Il Kugelhupf (ciambella alsaziana)

Ieri ho posato lo sguardo sulle mensole della cucina che ospitano i miei libri di cucina. Un caos inverosimile…Quindi straccio alla mano ho messo un po’ d’ordine, o almeno questa era la mia intenzione. Mentre spolveravo e mettevo da parte il terzo libro un foglio ripiegato è planato sul pavimento. Scesa dalla scaletta per raccoglierlo ho urtato una pila di libri ancora da spolverare e…..ora il caos era sulle mensole e sul pavimento!

Un libro aperto ha attirato la mia attenzione: le pagine erano sottolineate e piene di appunti al margine. ‘Il Kugelvattelapesca….!’ Gli appunti e scarabocchi al margine delle pagine erano miei: spiegavano l’insuccesso e cosa avevo sbagliato. Niente, ho spolverato veloce e rimesso tutti i libri nell’esatto caos in cui si trovavano e ho cominciato a leggere: favoloso! Tre lievitazioni, impastatrice, lievito, uvetta….ho tutto.

Questo dolce alto due metri pare fosse il preferito di Franz Joseph, l’imperatore. E’ sofficissimo, è un po’ panettone un po’ brioche. Infatti la lievitazione è molto importante. ‘ Non resisto, ci riprovo.’

Primo passaggio:

Amalgamate nella planetaria con la frusta K

100gr. di farina di manitoba

100 ml. di acqua tiepida

8 gr di lievito di birra fresco

1 cucchiaino di zucchero

Fate andare sino ad avere un piccolo impasto molle. Coprite e lasciate raddoppiare a riparo da correnti… io lo lascio dentro la planetaria, copro con la pellicola e la infilo dentro il forno spento.

Primo passaggio

Secondo passaggio

Sempre con la stessa frusta alternate tra loro:

200 gr. di farina di manitoba

1 tuorlo

2 uova intere

65 gr. di zucchero

Fate andare sino a quando l’impasto si arrampicherà sulla frusta.Ora potete aggiungere sempre lavorando a media velocità il burro morbido a tocchetti. Quando verrà assorbito bene potete aggiungere un cucchiaio ancora di farina, due pizzichi di sale . Continuate a lavorare per circa 15 minuti. Aggiungete ora l’uvetta, la quantità decidetela a secondo del vostro gusto. Fate raddoppiare sempre coperto e al calduccio.

Secondo passaggio

Terzo passaggio:

Ora trasferite l’impasto sulla spianatoia appena infarinata. Datele una forma circolare. Adesso ripiegate uno alla volta i margini verso il centro.

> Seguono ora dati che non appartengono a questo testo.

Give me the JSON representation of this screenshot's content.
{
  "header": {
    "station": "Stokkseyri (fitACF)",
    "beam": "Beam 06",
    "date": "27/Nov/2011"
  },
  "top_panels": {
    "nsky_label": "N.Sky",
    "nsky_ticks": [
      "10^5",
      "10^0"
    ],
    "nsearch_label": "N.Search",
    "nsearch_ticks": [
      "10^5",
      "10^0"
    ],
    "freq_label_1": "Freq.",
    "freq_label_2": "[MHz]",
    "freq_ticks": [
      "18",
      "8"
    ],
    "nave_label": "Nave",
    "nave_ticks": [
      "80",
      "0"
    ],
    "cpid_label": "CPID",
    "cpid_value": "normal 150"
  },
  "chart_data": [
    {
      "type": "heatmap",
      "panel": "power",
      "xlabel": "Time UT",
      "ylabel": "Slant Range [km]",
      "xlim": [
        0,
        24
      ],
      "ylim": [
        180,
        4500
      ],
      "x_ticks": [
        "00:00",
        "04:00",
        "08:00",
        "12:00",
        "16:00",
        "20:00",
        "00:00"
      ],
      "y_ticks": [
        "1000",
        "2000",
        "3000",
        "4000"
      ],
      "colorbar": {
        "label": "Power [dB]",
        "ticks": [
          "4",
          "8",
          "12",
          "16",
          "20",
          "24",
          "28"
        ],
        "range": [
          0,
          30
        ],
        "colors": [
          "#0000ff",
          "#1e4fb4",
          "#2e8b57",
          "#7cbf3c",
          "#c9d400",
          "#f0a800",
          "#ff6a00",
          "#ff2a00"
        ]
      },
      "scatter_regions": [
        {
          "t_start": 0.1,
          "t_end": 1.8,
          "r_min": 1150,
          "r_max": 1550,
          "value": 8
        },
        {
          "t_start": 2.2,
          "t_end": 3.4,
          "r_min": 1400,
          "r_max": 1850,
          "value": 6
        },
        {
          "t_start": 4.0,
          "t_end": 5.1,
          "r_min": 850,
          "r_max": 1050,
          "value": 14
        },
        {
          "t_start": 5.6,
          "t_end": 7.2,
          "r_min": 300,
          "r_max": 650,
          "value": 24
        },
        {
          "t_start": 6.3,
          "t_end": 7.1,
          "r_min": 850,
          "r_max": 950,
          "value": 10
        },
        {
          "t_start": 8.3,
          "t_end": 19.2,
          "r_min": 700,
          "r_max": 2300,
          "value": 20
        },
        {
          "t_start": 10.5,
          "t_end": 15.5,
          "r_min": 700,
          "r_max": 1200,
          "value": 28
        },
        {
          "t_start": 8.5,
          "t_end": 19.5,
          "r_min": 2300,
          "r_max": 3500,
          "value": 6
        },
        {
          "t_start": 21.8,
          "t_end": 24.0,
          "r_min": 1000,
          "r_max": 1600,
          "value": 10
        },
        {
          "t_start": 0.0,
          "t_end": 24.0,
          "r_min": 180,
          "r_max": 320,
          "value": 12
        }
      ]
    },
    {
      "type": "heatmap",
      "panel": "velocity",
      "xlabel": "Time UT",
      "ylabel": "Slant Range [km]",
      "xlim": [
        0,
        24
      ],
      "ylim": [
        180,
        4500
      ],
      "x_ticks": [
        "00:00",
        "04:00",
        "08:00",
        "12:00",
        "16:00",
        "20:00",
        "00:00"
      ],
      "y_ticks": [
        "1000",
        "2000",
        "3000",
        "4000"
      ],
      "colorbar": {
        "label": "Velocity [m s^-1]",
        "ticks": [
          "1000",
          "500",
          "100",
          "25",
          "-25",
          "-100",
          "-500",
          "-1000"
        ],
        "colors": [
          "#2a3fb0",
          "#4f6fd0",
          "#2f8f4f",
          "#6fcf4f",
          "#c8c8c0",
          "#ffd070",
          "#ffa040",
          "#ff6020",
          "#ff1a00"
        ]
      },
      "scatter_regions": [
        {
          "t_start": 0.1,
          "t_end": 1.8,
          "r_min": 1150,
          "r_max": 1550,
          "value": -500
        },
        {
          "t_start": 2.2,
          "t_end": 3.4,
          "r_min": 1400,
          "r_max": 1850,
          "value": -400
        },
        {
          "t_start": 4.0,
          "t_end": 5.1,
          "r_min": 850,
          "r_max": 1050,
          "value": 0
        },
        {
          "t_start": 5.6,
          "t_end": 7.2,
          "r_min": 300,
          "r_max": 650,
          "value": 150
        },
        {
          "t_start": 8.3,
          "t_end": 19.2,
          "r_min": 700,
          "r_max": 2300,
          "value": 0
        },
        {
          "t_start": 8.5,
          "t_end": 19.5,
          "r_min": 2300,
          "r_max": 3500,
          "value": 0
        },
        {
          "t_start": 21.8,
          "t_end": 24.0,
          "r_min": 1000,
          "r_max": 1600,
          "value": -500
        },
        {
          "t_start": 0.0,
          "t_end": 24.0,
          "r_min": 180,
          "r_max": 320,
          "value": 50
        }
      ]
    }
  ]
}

Ripiego i bordi verso il centro.

Ungete lo stampo con poco burro, fate con le mani un foro al centro dell’impasto e adagiatelo nello stampo (da 2 Litri).

Pronto per la cottura

Coprite e fate lievitare sino a che arrivi al bordo. Infornate a 180 gradi statico per circa 35 minuti. Se dovesse scurirsi troppo in superficie potete coprire con carta argentata.

Oh yeah! Ci sono riuscita!!

Fate raffreddare prima di rovesciarlo nel piatto da dolce e cospargete di zucchero a velo.

Fantastico……soffice soffice.

Questo dolce essendo molto simile al panettone bisogna conservarlo nello stesso modo per evitare che si asciughi. Procuratevi una busta di plastica per alimenti che lo possa contenere e durerà soffice e umido per più giorni. Enjoy!!!